教祖略伝 帰幽(二)

真柱の中山眞之亮は飯降伊蔵を通して、人間は法律に逆らうことできない、三ヵ条についてのお尋ねがあれば何と返答すればいいのかを伺うと「さあさあ月日ありてこの世界あり、世界ありてそれぞれあり、それぞれありて身の内あり、身の内ありて律あり、律ありても心定めが第一やで」と月日がすべてに優先し、神の話を心に治め、それにかなう真実の心を定めることが元の神、実の神信仰の順序の理であるとの天啓が下った。

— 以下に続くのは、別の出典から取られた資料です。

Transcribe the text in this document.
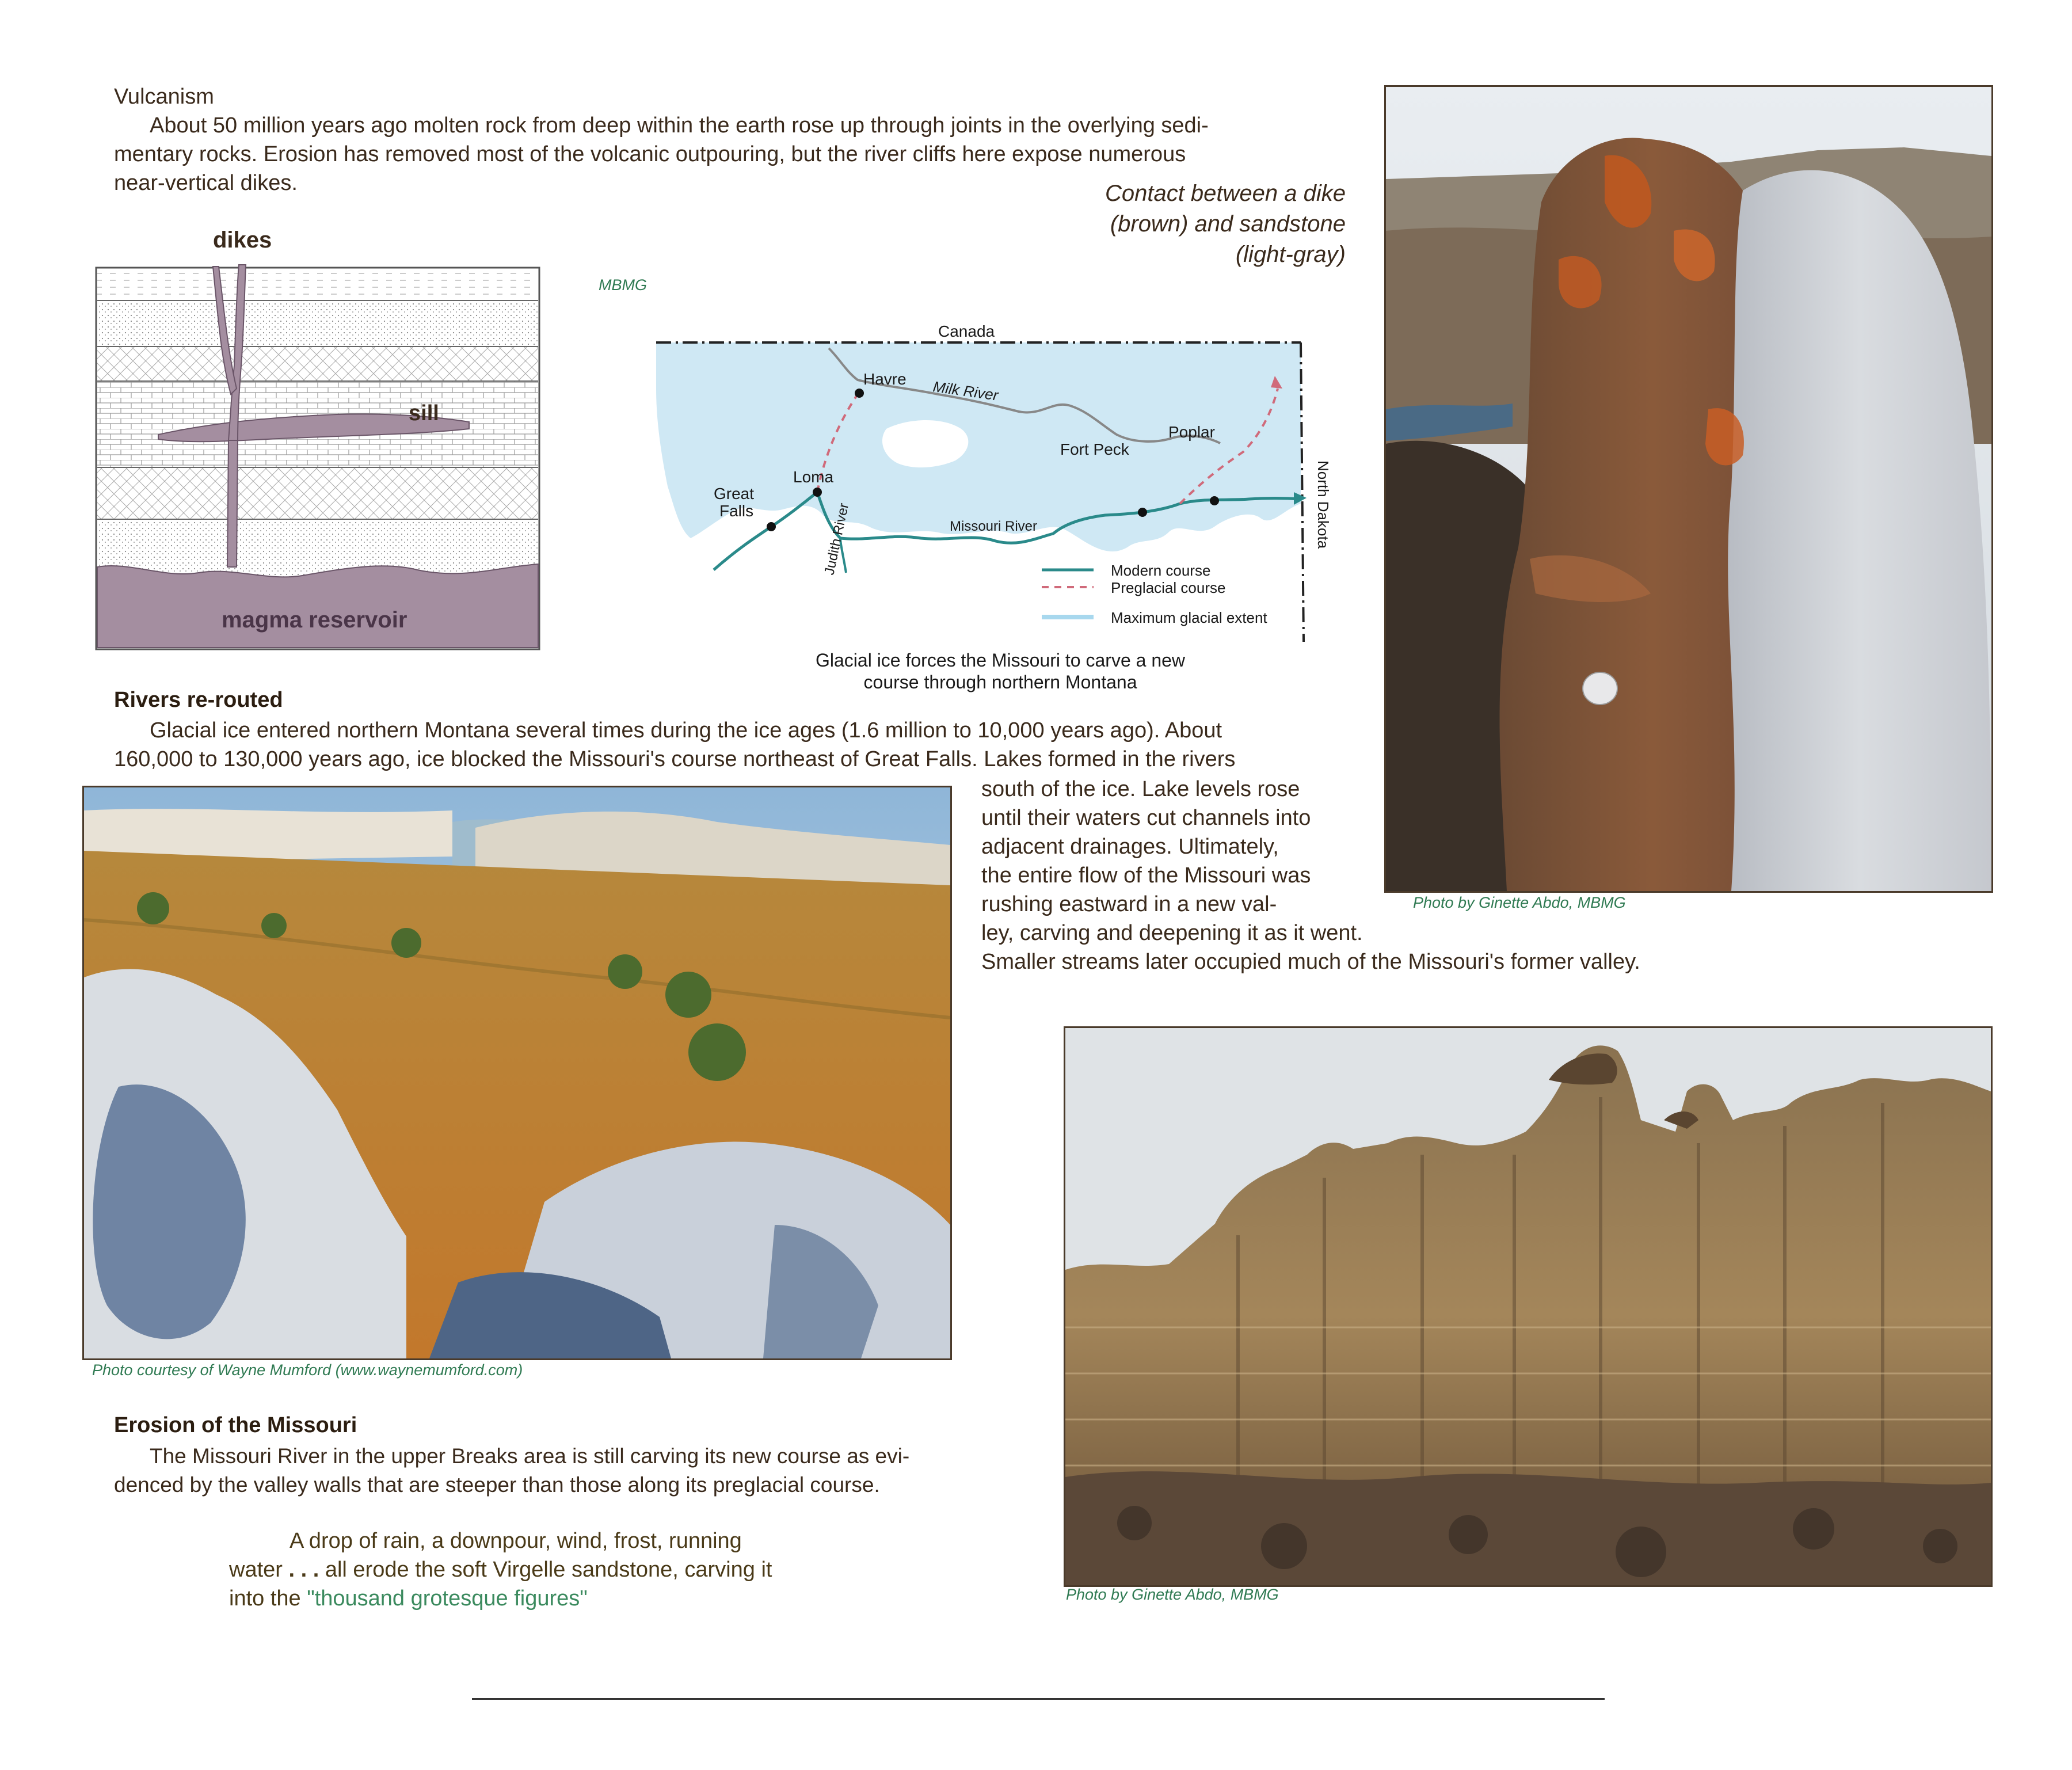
Vulcanism
About 50 million years ago molten rock from deep within the earth rose up through joints in the overlying sedi-
mentary rocks. Erosion has removed most of the volcanic outpouring, but the river cliffs here expose numerous
near-vertical dikes.	Contact between a dike
(brown) and sandstone
(light-gray)
dikes
sill
magma reservoir
MBMG
Canada
Havre Milk River
Loma
Great
Falls	Judith River	Missouri River
Fort Peck
Poplar
North Dakota
Modern course
Preglacial course
Maximum glacial extent
Glacial ice forces the Missouri to carve a new
course through northern Montana
Photo by Ginette Abdo, MBMG
Rivers re-routed
Glacial ice entered northern Montana several times during the ice ages (1.6 million to 10,000 years ago). About
160,000 to 130,000 years ago, ice blocked the Missouri's course northeast of Great Falls. Lakes formed in the rivers
south of the ice. Lake levels rose
until their waters cut channels into
adjacent drainages. Ultimately,
the entire flow of the Missouri was
rushing eastward in a new val-
ley, carving and deepening it as it went.
Smaller streams later occupied much of the Missouri's former valley.
Photo courtesy of Wayne Mumford (www.waynemumford.com)
Erosion of the Missouri
The Missouri River in the upper Breaks area is still carving its new course as evi-
denced by the valley walls that are steeper than those along its preglacial course.
A drop of rain, a downpour, wind, frost, running
water . . . all erode the soft Virgelle sandstone, carving it
into the "thousand grotesque figures"	Photo by Ginette Abdo, MBMG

明れば明治二十年、教祖九十歳を迎へられた。正月十九日の夜に至って、教祖の身上勝れたまわぬので、御伺いすると、勤めをせよとのことであった。然し勤めをすれば警官が喧しいので、暫く猶予を御願い申した。
正月二十六日、又々教祖の身上が悪いので、飯降氏に依って神意を伺われると、さあろくぢに踏出す、さあ扉を開いて地をならそうか、扉を閉めて地をならそうかとの御尋ねであったので、扉を開いて御守護願度と御答へした所、一列扉開く開くころりと変るでとの仰せであった。
同日教祖が神楽勤めを急込みたまうこと、甚だ急であったので、前館長始め門弟等は、警察に拘留せれるる覚悟を定めて、常になく鉦太鼓の音高く、甘露台を中心に、神楽勤めを行われた。